Second, the idea that Christian (and otherwise theist) Americans are going to disconnect the belief they generally have in natural rights, from whatever beliefs they have about God, is simply preposterous. One may say the same about the belief they generally have in interests-and-borders-transcending natural justice. But Linker at times talks as if presidents would be better off never again to talk as if there is a connection. It’s as if he’s saying “Bush God-talk sucked, therefore, let us never say again, ‘In God We Trust.’” It’s as if he’s saying, “Presidents might talk about rights the way the Declaration does, but in doing so they shouldn’t imitate its God-talk.” Right.
I’m an evangelical Christian who thinks a presidential rhetoric more Lincolnian in restraining God-talk to certain key, crisis, or ceremonial ocassions would be better than the higher level of God-talk the Bush administration employed. However, his counselors on this issue had their reasons, I am sure, and I just can’t get that exercised over the whole issue. Of course, Linker, and surely many of those who buy his book, get quite exercised about it. Bush’s God-talk, unlike, say, FDR’s, enraged many because they suspected he really beleived it and that a substantial segment of his electoral bases did so also, and that he and they wanted more Americans to really beleive in it. For such reasons things had changed since FDR’s day—it was now deemed offensive to bring the suggestion of Christian faith into the public square in the way almost all the older presidents had done. But even if Bush’s refusal to cave in advance before this sort of offense-taking told us something admirable about his character, and even if the refusal was (as I think) nonetheless overdone(i.e., too obvious, too forced), did it really lead to/demand ANY of his key policy decisions? But since Linker’s sort of people were mighty offended by it, well, by-Gum, it must have meant something pretty heavy policy-wise. That in essence is the thinking here. The fact that it DID wind up meaning something popularity-wise is another matter. The Bushies bet too heavily on an American tolerance of and desire for old-fashioned American God-talk. Had they been more together in other areas, this perhaps would not have mattered electorally.

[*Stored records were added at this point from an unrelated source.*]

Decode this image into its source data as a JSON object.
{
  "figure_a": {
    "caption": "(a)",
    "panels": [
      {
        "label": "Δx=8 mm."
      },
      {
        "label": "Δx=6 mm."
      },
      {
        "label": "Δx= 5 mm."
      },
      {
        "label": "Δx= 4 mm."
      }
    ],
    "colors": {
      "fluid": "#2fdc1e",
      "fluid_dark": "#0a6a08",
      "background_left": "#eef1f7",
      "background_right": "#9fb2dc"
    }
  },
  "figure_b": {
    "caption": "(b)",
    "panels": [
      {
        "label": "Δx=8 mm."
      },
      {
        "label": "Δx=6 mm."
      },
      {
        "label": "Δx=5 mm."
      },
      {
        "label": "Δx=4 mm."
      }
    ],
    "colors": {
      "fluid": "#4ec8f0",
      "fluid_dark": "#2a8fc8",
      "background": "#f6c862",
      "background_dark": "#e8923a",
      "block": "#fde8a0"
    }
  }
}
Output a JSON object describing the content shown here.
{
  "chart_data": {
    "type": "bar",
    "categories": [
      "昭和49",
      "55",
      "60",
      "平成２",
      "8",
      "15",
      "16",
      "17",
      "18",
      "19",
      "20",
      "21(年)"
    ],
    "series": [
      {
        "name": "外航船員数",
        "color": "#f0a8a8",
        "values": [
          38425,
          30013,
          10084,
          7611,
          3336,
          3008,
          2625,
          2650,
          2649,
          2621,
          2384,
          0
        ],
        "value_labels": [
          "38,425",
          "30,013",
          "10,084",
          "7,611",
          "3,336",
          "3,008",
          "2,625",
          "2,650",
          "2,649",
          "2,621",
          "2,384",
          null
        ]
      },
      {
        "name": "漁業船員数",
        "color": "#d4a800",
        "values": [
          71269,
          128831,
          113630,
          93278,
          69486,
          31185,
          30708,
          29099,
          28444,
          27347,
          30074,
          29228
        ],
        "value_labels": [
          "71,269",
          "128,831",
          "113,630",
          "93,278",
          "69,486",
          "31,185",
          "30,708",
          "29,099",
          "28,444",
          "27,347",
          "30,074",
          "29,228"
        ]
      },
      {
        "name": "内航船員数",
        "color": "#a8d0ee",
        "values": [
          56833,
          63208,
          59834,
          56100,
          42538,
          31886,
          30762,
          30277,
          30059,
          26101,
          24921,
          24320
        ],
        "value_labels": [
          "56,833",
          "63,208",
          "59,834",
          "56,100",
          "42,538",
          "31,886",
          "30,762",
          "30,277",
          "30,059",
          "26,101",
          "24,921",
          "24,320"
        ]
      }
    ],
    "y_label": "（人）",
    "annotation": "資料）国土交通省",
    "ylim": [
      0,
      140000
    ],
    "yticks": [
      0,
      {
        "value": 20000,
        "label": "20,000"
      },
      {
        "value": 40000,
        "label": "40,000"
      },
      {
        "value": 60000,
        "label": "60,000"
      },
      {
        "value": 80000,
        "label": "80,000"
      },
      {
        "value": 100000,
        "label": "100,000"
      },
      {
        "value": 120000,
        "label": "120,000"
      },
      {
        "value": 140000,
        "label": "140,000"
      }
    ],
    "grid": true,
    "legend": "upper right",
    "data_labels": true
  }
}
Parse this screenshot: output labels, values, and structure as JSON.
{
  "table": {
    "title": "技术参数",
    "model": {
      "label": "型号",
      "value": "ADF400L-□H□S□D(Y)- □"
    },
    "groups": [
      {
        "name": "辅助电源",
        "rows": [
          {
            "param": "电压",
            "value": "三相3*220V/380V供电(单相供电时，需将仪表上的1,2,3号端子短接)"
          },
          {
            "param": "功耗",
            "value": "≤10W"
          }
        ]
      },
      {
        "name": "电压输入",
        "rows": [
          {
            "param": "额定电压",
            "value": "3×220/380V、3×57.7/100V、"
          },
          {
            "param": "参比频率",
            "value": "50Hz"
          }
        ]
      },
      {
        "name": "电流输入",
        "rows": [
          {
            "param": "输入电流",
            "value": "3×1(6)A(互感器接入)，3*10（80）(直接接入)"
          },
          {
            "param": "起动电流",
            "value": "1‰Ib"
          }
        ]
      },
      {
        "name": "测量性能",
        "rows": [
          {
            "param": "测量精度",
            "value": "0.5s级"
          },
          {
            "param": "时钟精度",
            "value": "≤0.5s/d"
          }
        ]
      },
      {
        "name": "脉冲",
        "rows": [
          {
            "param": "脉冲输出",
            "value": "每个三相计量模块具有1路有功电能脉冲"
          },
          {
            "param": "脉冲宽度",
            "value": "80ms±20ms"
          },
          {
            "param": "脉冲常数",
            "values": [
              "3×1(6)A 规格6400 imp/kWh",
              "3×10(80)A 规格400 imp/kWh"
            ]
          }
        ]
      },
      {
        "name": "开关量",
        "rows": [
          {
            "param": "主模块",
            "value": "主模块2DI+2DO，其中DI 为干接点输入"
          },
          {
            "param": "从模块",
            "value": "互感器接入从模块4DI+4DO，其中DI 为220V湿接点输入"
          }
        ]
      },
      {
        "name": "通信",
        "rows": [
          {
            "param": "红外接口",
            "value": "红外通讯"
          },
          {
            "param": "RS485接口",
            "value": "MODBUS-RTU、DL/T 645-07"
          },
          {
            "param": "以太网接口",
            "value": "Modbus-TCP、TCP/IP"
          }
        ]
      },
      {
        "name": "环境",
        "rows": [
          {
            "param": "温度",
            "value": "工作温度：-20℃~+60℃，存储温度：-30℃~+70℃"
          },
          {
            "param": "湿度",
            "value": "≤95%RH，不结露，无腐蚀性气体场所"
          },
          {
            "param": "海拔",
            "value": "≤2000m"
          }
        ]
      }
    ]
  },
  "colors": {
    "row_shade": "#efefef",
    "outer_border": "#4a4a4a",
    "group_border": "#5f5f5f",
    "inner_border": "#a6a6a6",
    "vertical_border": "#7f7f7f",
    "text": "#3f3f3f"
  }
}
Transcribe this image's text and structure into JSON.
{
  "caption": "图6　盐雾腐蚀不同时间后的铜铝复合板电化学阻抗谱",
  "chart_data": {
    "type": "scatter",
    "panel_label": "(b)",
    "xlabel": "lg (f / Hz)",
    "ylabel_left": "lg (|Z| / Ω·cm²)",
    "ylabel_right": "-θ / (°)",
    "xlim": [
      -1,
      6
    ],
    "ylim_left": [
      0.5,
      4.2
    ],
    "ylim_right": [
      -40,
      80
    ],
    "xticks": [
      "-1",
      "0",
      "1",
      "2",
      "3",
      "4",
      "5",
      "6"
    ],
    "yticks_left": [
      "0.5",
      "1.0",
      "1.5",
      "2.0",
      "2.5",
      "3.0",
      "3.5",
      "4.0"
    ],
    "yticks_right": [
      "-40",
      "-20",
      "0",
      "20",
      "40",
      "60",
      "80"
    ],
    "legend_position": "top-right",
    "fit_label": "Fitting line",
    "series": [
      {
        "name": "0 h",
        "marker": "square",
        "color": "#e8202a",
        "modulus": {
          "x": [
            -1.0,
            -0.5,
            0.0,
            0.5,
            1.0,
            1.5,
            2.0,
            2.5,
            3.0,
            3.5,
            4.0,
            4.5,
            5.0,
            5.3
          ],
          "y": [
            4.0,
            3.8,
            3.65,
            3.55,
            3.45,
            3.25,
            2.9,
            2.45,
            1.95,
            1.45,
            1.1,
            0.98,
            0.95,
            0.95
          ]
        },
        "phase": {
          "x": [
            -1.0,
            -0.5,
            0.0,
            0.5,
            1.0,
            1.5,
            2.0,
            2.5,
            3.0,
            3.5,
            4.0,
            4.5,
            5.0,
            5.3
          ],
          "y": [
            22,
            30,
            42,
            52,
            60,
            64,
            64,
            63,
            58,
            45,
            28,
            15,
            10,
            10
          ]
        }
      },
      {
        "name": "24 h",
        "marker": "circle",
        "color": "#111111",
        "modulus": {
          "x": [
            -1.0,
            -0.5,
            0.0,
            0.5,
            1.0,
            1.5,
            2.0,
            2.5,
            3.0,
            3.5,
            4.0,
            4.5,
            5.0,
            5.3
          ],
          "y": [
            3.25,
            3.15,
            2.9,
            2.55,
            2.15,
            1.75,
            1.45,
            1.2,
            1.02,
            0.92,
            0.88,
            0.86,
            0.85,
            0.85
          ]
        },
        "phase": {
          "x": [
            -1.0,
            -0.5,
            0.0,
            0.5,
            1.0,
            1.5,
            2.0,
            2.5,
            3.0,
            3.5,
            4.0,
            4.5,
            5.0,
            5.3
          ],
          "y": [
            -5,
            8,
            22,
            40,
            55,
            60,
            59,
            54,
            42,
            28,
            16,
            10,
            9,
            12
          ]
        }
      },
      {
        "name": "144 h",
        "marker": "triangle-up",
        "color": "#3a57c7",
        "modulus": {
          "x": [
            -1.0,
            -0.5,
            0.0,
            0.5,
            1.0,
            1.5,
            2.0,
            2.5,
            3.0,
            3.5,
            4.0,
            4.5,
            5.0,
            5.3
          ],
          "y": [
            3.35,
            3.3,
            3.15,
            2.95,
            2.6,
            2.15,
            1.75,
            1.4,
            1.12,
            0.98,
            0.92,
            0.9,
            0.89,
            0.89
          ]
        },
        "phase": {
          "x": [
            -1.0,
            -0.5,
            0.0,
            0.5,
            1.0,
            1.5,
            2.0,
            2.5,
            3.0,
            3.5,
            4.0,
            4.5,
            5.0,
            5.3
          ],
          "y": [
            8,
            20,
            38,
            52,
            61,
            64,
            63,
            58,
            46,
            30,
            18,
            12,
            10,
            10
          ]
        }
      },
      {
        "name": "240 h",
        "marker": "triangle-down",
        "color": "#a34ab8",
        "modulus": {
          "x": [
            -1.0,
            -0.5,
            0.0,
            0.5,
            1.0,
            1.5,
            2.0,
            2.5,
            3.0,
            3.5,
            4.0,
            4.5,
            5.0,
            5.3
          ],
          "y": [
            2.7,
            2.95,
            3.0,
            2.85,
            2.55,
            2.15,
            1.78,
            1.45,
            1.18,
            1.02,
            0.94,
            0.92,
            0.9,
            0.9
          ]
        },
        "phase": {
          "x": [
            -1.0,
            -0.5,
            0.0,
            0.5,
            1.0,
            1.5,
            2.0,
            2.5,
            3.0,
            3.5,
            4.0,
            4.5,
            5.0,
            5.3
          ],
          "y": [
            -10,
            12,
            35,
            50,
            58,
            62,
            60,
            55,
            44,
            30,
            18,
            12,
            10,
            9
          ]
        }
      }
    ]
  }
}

The conversation that starts from confusion only gets more entangled in confusion, even the good parts of it (e.g., Ross, James, perhaps myself). MTD is not a terribly helpful concept as Linker has articulated it. Thus, what it might signify about the present or future state of Christianity in America, or of civil religion in America, is rather hard to say. It is easy to see, however, that it is a most unhelpful concept for evaluating the decisions of the Bush administration.
Finally, while I’m in broad sympathy with James’ focus on the culture, he should realize that American culture shall ever remain tethered to some pretty darn foundational American political statements.